Propaganda antecipada

Fernando Neisser, professor de Direito Eleitoral da FGV/SP, lembra que a legislação eleitoral e a jurisprudência proíbem o abuso de poder econômico, como por exemplo, oferecer dinheiro por meio de prêmios, rifas e concursos. No entanto, a prática é proibida, independentemente do momento em que isso ocorra, desde que tenha uma influência no processo eleitoral, destaca.

“Ainda mais no Estado, que puniu um candidato (Pablo Marçal) exatamente por isso tão recentemente, você tem um exemplo muito claro do posicionamento da Justiça Eleitoral. Na minha visão, pode configurar tanto abuso de poder econômico quanto propaganda eleitoral antecipada e irregular”, diz o professor.
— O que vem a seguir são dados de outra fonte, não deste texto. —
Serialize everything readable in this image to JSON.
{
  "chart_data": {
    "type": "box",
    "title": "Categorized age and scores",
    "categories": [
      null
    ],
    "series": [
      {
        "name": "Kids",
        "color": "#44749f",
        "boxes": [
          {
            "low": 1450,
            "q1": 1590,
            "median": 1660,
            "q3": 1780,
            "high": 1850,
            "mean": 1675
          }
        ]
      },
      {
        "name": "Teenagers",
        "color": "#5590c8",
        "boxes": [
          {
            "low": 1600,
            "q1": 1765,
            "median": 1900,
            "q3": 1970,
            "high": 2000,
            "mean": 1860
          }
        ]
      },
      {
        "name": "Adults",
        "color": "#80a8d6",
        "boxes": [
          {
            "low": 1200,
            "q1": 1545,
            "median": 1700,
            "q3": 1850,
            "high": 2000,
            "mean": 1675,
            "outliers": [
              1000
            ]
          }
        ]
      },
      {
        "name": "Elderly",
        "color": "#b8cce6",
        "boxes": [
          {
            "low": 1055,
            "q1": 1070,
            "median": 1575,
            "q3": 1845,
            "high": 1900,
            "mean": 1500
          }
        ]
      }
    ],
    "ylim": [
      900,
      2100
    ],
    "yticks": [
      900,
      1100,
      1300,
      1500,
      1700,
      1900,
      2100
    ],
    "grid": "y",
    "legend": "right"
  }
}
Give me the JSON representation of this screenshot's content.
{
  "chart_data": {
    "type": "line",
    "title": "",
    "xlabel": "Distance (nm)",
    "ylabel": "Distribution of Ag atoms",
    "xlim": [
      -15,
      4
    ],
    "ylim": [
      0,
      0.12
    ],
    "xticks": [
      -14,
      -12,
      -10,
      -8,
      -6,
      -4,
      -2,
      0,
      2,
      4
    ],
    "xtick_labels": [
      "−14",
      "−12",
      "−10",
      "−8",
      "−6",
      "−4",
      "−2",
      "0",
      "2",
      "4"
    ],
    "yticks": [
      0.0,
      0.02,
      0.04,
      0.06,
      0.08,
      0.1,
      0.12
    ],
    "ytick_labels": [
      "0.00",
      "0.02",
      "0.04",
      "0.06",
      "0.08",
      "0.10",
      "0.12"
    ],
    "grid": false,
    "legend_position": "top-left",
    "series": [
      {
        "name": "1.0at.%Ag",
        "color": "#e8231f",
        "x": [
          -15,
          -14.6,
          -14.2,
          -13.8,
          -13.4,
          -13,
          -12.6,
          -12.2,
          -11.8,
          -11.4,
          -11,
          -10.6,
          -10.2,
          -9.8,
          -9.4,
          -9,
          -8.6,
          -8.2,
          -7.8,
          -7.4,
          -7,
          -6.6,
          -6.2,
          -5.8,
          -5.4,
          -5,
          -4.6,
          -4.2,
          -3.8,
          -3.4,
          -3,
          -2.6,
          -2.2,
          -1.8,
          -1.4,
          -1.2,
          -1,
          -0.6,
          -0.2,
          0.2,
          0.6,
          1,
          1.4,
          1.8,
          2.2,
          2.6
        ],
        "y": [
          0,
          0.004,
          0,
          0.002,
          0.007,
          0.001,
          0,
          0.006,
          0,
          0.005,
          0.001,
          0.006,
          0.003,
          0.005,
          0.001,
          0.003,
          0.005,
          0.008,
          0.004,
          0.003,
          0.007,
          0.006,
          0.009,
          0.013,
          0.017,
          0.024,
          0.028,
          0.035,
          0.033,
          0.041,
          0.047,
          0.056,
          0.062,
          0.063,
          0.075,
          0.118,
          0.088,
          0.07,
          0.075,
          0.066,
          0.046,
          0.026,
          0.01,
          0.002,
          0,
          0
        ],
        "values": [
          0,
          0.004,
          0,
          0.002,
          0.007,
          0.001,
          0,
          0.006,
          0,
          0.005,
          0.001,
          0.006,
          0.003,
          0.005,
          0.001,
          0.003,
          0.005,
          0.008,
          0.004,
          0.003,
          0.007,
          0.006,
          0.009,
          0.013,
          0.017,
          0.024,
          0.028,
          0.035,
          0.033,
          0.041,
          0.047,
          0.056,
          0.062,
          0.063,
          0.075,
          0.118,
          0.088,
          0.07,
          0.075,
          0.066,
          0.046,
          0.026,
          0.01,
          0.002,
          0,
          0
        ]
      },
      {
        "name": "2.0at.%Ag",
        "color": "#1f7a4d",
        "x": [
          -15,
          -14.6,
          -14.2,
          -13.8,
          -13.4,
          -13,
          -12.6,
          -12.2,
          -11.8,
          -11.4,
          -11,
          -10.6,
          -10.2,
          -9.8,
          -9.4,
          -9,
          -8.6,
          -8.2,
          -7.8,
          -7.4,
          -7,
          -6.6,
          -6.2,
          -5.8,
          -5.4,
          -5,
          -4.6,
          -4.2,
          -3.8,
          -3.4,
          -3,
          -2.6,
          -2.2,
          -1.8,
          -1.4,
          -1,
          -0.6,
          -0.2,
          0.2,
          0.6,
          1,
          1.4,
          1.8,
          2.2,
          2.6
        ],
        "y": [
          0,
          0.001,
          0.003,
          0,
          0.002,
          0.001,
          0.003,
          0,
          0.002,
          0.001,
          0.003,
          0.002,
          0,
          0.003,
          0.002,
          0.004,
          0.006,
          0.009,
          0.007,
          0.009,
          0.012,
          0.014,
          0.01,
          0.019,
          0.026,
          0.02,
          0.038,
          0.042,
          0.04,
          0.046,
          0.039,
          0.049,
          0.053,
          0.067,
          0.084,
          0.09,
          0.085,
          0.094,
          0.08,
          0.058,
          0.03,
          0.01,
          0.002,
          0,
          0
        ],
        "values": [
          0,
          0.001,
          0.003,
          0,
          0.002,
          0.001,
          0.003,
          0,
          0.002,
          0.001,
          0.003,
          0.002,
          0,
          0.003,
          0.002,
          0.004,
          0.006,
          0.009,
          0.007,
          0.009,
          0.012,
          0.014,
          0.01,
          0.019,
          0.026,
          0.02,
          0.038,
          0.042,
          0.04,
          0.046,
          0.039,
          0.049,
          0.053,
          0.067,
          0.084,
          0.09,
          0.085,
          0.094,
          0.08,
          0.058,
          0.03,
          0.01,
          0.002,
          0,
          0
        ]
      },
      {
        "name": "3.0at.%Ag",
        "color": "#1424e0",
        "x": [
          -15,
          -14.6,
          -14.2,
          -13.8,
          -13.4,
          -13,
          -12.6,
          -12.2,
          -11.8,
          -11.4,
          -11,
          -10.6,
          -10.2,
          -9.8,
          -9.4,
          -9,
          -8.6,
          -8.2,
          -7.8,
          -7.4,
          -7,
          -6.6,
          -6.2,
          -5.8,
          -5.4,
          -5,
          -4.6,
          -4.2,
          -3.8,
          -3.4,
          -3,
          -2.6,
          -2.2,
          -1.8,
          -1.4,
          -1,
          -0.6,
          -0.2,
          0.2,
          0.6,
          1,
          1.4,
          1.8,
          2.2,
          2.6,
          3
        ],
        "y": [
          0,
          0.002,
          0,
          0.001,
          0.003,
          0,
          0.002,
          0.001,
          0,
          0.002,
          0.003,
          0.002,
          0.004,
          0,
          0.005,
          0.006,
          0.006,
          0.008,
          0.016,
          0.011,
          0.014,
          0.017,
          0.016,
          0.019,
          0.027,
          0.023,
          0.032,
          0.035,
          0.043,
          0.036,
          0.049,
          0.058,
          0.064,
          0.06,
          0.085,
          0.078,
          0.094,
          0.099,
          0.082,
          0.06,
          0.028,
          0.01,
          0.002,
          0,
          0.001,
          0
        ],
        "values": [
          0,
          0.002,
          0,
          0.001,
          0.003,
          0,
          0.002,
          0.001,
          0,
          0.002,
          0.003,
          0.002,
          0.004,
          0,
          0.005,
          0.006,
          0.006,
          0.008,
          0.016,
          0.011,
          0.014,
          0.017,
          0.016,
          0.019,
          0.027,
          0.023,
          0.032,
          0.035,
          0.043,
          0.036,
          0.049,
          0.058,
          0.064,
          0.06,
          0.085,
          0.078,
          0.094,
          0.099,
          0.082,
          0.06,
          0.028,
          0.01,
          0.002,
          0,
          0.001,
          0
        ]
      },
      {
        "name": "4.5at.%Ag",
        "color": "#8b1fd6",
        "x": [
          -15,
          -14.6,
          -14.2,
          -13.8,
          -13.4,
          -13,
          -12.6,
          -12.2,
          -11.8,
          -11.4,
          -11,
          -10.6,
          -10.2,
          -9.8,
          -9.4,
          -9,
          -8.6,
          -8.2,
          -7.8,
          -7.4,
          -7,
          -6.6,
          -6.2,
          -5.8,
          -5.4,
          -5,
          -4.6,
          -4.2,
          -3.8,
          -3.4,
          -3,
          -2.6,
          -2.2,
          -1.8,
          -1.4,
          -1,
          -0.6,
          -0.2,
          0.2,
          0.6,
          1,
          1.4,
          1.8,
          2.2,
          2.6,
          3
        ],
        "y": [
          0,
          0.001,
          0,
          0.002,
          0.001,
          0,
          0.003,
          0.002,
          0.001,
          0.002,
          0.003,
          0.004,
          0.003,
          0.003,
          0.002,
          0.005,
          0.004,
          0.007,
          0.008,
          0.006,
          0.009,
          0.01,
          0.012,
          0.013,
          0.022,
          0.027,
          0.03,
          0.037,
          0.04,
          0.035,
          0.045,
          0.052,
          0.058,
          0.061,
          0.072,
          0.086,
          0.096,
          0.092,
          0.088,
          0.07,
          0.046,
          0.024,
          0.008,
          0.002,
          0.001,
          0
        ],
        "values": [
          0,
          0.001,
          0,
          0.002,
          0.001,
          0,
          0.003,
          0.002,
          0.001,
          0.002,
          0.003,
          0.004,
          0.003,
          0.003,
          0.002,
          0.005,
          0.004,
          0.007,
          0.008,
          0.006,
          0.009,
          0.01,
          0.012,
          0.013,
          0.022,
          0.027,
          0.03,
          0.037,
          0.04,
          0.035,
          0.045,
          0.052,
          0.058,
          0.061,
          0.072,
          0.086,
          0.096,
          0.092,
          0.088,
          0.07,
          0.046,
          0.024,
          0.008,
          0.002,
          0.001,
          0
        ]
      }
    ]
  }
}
Ele enfatiza que um candidato ou pré-candidato pode ser punido mesmo que não tenha contratado diretamente o serviço.

“O Ministério Público Eleitoral e partidos políticos podem, a qualquer tempo, pedir a concessão de tutela para que cessem atividades que configuram potencialmente abuso, independentemente de se saber ou não quem está por trás e se há uma candidatura, uma pré-candidatura por trás ou não. O que importa é fazer cessar uma conduta abusiva. Depois, eventualmente, vai se apurar responsabilidade. São duas coisas diferentes”, aponta Neisser.